I just posted an idea up to the iMS list and got back an email from a list member asking me to confirm that I'm a human making a post. I rarely respond to these requests but on a whim I decided to check the domain that was making the request. The result was a failure. No website for the domain the mail was supposed to go to. This got me thinking.

A spammer values confirmed email addresses over all others. In the past, this confirmation came from people trying to unsubscribe from a spammer's list. This was quickly seen as a verification ploy and few do this anymore. So how would a spammer go about getting verifications for emails? Easy.

They subscribe to every mailing list they can and then set up a 'confirm' script to capture any list posts. Anyone who posts to the list will get a confirm message and most people just click the confirm without thought. The result is a list of confirmed email addresses that can then be used or sold.

The more I think about this and the more I write, the more I realize that this is a very powerful technique that can easily be automated. Just find a site that tracks mailing lists and set a bot to subscribe to all of the high traffic ones. A bot monitoring Yahoo and Google groups will do the job. I'd say the code to do this from start to finish should take someone less than a day using CF.

Scary

Spam-bots are getting smarter. I've seen bots that fill out forms with close to perfect information. I've seen bots that copy blog comments and then add in their spam. I've seen bots that adapt to their situations. What I have not seen are bots that can look at a form like a human does.

Let me give you a situation. House of Fusion has a sign-up form that not only allows for the standard contact information but also allows for multiple alternate email addresses. I've been seeing some spam coming through that has multiple emails of the same value. This reminded me of something very simple about forms - multiple form fields with the same name become a comma delimited list on submit.

This means that two input boxes named email that are both filled with "spam@spam.com" will result in a variable of form.email with a value of "spam@spam.com,spam@spam.com". This is wonderful!

All we have to do to block some of these new 'thinking' bots is have a form with two input fields called email.
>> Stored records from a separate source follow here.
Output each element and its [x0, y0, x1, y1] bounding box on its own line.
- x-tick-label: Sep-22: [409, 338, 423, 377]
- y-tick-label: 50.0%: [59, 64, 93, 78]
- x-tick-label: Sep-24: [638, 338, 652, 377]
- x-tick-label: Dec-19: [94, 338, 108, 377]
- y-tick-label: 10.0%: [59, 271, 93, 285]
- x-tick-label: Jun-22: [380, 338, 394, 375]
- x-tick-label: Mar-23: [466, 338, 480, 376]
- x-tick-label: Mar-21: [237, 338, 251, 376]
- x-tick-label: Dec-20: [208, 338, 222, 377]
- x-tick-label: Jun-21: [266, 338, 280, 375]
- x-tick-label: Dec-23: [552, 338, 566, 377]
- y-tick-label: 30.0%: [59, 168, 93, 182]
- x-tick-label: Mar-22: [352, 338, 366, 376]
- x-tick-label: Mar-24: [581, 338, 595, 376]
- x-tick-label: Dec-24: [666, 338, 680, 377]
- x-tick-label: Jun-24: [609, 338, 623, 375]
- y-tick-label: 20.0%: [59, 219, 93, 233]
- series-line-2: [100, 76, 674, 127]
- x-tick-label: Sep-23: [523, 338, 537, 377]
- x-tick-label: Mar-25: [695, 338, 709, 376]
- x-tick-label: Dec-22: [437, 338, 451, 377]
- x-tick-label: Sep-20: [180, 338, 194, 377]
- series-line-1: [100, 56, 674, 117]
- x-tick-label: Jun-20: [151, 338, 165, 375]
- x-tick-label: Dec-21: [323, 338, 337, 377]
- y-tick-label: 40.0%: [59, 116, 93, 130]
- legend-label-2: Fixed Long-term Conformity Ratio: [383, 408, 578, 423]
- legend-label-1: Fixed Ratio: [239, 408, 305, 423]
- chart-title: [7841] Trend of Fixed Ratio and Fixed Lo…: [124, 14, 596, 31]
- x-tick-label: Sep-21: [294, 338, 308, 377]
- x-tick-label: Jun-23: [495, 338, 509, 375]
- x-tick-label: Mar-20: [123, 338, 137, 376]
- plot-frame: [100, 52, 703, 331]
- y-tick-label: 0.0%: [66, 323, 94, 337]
The display for the first will be email while the display for the second will be alternate email.

On the action page we just have to check that the form.email has 2 items and if they are the same to block the post as spam.

This works great but there are always alternates. While giving this to Clark Valberg for use on the Developers Circuit contact form, he modified the idea into which led to another modification. The first is to take the second email input and label it as something other than email. Zip code is a perfect example as it is something not always required. To a human it looks like a standard form with zip and email but to a bot there's no zip but 2 emails. The second modification is to exchange form fields. Have the email form field labeled zip and the zip labeled email. A human will read the label and enter what is expected (zip in email field, email in zip field) while a bot will enter the wrong values.

These are simple checks that can defeat many of the spam-bots out there today and they all depend on the difference between how a human and a bot sees a page - something that will always be in our favor.

There are two more minor tweaks to this anti-spam approach that need to be implemented. The first is to go back into the blog.cfc and comment out lines 1489 and 1491. This CFIF limits the recent comments to ones that have moderated set to true (which should be the default). Without the CFIF removed, spam comments that have to be moderated will still show up in the recent comments section.

The second minor edit is to the adminlayout, commenting out lines 47 and 49. Now the admin can control the moderated comments.

The more I fix this technique the more I see I have to do it right. One thing that I really have to look at is those CFIFs that 'comment out' the moderated db value in queries. Every comment has a moderated value whether moderation is turned on or not. The only reason I can find for these CFIFs is to remove one of the sql criteria and possibly speeding up the query by some fraction of a millisecond. Unless there's something I'm missing....

There is one other step needed to make this work if your using the hack. There is a CFIF statement in blog.cfc that checks if moderation is turned on or not before displaying a comment. It does not matter if a specific comment is moderated or not, if moderation is not turned on, then the code I mentioned in the last post will just not work. The comment will be saved in the DB as being moderated, but it will still show on the site.

If your using the hack, all you have to do is remove the CFIF tag on lines 1074, 1357, and 1489. Leave the content of the CFIF alone, just remove the tags. Once this is done, moderation will be performed on a per comment basis. If a comment is set to be moderated, it will not be shown. If a comment is posted with an url, it will automatically be moderated. Otherwise, comments will be posted as unmoderated and shown. Basically a "mixed moderation mode".

When the code is done for real, these lines should be modified to check if either moderation is on OR if moderationforurlposts is on (or whatever you call the variable).